In other words, if we can find someone to pay $300,000, BoA will allow us to sell the house, but then turn the remaining $200,000 into unsecured debt - like credit card debt. There was no up-front offer to arrange a payment plan or plan to settle any of the debt, no indication they won't sue us for the balance some day, etc.
I called them back and pointed out that this leaves us no legal protection, and BoA can come and sue us for a couple hundred thousand dollars, and we'd have no choice but to file for bankruptcy. They said "lots of people are signing this letter, and after you sign it, you talk to the recovery department". They refused to let us talk to the recovery department ahead of time to find out what would be in store for us if we agreed.

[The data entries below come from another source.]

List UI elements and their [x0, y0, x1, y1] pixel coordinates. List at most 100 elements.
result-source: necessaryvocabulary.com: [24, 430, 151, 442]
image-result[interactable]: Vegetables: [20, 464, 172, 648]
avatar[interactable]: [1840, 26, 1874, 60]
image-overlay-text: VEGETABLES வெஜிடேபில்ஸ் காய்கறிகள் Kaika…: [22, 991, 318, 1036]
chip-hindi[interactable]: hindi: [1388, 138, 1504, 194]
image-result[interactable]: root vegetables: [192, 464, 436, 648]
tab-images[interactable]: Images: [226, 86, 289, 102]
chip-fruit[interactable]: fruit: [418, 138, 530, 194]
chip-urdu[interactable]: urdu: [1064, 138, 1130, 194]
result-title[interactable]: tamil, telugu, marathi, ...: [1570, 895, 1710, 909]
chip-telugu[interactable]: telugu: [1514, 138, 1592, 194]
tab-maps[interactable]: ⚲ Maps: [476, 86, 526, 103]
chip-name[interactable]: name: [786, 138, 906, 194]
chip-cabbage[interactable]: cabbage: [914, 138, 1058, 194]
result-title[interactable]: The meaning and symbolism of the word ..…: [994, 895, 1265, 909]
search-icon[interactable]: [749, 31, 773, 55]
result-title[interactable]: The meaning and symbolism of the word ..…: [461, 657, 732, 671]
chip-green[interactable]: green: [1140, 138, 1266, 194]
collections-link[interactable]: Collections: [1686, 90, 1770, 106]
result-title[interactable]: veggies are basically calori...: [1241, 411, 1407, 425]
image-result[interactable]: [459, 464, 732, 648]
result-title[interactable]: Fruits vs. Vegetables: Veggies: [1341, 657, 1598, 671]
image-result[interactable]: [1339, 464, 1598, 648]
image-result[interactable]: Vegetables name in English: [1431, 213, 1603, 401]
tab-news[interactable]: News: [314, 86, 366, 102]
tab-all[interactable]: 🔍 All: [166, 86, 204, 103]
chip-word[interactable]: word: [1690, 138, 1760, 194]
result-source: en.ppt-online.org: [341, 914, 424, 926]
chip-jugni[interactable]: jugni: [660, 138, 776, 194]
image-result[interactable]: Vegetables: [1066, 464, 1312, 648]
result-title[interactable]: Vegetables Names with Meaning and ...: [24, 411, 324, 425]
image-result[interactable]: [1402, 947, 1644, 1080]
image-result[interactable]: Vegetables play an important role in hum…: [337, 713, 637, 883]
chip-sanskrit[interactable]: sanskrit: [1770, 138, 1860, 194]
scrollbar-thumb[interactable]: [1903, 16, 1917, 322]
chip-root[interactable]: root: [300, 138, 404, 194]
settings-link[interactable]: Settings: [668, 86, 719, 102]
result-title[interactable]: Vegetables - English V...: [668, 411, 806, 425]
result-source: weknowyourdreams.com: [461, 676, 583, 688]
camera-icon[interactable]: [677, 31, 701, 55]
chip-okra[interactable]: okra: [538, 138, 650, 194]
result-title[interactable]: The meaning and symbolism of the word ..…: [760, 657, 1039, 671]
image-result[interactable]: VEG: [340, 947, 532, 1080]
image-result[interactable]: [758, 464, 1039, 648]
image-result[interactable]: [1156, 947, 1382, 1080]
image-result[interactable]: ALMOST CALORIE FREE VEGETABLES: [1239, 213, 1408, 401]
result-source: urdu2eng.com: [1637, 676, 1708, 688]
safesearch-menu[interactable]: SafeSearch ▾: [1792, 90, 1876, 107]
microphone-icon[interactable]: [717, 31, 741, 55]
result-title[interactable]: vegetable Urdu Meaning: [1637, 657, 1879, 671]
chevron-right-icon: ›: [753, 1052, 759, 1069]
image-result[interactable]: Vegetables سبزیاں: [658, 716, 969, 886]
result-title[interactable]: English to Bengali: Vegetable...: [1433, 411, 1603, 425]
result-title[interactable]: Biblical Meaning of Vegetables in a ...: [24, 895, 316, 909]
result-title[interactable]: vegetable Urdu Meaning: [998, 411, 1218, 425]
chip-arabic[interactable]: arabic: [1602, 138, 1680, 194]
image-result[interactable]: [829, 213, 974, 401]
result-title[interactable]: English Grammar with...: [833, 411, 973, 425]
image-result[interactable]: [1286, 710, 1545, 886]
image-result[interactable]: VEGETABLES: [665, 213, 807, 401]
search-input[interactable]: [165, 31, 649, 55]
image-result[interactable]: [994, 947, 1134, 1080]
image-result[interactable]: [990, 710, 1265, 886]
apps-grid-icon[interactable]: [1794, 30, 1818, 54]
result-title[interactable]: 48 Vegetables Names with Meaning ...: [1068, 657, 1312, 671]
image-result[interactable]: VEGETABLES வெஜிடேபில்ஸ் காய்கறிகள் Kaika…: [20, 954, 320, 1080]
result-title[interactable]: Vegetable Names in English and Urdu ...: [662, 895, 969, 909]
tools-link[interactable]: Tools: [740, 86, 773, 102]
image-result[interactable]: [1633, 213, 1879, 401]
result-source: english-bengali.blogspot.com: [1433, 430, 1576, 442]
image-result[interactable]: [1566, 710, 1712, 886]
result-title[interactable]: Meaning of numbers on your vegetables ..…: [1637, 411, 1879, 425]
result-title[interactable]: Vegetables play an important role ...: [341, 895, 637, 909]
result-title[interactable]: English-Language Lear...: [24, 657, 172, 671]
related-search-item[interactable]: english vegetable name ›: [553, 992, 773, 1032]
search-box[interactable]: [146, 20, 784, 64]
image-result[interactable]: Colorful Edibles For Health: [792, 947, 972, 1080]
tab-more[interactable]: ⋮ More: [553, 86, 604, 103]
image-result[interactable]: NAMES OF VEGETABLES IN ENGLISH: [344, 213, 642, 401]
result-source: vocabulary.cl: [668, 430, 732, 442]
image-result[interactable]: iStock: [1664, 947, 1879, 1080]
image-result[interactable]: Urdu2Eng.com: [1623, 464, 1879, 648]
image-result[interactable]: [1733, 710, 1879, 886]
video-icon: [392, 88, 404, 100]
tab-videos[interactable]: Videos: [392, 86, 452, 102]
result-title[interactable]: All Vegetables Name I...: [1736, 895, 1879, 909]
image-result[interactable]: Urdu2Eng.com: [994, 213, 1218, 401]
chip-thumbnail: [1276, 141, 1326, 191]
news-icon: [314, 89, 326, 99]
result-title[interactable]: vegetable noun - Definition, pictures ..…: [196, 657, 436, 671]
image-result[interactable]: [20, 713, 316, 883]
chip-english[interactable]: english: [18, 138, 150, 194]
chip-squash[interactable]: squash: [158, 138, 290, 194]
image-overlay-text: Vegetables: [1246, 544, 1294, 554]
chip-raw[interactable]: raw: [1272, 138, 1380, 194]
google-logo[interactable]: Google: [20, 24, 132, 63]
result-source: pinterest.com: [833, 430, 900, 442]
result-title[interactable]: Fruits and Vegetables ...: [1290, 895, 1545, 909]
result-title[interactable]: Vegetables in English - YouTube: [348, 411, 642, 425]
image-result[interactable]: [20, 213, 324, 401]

So our choices were these:
- Sign the letter and throw ourselves and our financial future on the mercy of Bank of America. In this case, we would expect to file bankruptcy in the next year or two, or have them come after us to take our car, belongings, etc.
- Forget the deal and let the house go into foreclosure. It will be devastating to our credit, but we don't use a lot of credit anyway, and the short sale (#1 above) is almost as bad on your credit anyway. In California, banks of "one action" available to them - in this case, the foreclosure would be their action. They can't foreclose and then sue. Not all states have that protection, unfortunately.
So we've decided on #2 above. We feel bad that we made a financial commitment that we can't keep, but now we have 2 kids futures to think about.
We could have settled this and moved on if BoA would have let us negotiate with the recovery department ahead of time. And if anyone is out there dealing with this, be aware that the wording of these BoA "approval" letters DO NOT release you from the obligation. All it does is let BoA sell the house, and then it turns your debt into UNSECURED debt. (Allowing them to sue you at any time.)